For the second option, you can choose to work with a lawyer near you to help you file a complaint against your previous employer for wrongful termination. To do this, contact an experienced lawyer closest to you so they can help you evaluate your case. Having a lawyer by your side throughout this process can allow you to understand your employment rights further, have a chance to be compensated for being wrongfully terminated, and even get your job back.

What is the Statute of Limitations for Wrongful Termination Cases in Kansas?

Employers in Kansas are given two years to file tort claims against their employees for wrongful termination. If the reason for the termination was discrimination, workers have 180 days to file a claim with the Equal Employment Opportunity Commission. 

However, if the reason for terminating the employee was related to a breach of a written contract, the employee has five years to file a lawsuit against their employer. For oral contracts, on the other hand, the employee has three years to file a claim.

How Much Can Someone Sue an Employer in Kansas for Wrongful Termination?

The average settlement for wrongful termination cases is between $5,000 and $100,000. However, employers in Kansas receive different amounts of settlement for their wrongful termination claims since the award for these cases is based on their lost earnings, medical bills, termination reasons, lost benefits, and punitive damages.

Most of the cases that reached higher awards were due to the presence of a lawyer on the side of the employee. Moreover, wrongful termination cases that reach the jury in Kansas can result in a settlement amount of $110,000 to $400,000. This large sum is mostly the reason why these types of cases are settled by employers before they reach the court to prevent undergoing both lengthy and costly procedures.

Resources for Employees in Kansas

After determining the various issues involved with labor laws in Kansas, along with the governing bodies that the employee must report their claim to, it can be hard to remember them. The list of resources below will give employees all the necessary information to file a labor law claim in Kansas and can even link them to possible employment opportunities.

Kansas Human Rights Commission

The Kansas Human Rights Commission provides employees with information related to employment. These pieces of information can include how to file a claim if they’re being discriminated against in employment, public accommodations, or housing. It also links individuals to trustworthy organizations, such as Kansas Legal Services, which can help them with issues involving the workplace.

Kansas Legal Services

Kansas Legal Services is a non-profit organization dedicated to helping people in Kansas who have low and moderate incomes. It handles various types of cases, such as employment issues, consumer laws, debt collection, and housing matters. The organization’s official website also features free legal forms for state and federal income taxes, expungement, identity theft, divorce, and small claims court.

Cover Kansas

Cover Kansas aims to provide assistance to people who do not have access to health insurance at their workplace. Using its Health Insurance Marketplace services, the organization can offer them assistance to get Medicaid, Medicare, and the Children’s Health Insurance Program (CHIP). Other than that, Cover Kansas also offers financial assistance to employees who do not have the budget to buy health insurance by providing them with individualized monthly premiums.

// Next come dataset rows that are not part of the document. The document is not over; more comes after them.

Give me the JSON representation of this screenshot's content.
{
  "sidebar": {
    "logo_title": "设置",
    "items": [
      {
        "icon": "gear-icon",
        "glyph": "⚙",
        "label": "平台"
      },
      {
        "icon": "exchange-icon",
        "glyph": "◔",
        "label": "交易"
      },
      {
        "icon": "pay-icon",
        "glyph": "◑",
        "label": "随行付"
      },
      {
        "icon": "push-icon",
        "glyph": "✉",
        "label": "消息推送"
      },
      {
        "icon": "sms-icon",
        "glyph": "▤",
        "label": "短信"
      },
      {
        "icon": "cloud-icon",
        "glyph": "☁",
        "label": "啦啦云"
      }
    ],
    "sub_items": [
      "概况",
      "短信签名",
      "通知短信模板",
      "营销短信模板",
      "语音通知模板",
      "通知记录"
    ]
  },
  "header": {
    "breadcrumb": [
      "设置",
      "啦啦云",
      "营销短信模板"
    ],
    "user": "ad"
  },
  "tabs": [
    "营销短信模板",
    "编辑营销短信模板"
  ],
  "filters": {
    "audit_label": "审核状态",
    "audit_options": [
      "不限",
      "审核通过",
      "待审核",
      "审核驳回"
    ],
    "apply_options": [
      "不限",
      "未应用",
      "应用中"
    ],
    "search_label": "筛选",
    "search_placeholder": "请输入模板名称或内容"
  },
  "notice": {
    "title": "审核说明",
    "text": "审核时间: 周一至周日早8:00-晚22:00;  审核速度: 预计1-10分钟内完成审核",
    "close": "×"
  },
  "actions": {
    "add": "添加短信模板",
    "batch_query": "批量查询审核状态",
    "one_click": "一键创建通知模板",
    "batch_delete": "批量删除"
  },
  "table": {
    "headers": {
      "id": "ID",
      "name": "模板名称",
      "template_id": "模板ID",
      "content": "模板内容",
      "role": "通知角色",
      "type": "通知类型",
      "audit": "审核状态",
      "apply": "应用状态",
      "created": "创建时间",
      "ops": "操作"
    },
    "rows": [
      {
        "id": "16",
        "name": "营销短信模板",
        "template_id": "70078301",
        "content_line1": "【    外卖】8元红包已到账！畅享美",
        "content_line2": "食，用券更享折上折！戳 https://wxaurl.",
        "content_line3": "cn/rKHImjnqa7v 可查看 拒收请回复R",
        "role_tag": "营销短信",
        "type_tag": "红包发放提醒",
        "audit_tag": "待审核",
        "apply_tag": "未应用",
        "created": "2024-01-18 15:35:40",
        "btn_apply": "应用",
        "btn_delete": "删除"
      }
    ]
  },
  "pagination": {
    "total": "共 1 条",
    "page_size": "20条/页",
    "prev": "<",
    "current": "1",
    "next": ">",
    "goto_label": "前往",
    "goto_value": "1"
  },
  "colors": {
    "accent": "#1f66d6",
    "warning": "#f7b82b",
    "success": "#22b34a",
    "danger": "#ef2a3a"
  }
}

My Reemployment Plan Program

The My Reemployment Plan Program was established by Kansas Commerce to help people with their job search efforts. The program operates by connecting unemployed individuals to companies looking for talent. Only those eligible for the program can be accommodated since it does not accept those currently employed, participating in the Shared Work program, and active members of a placement union.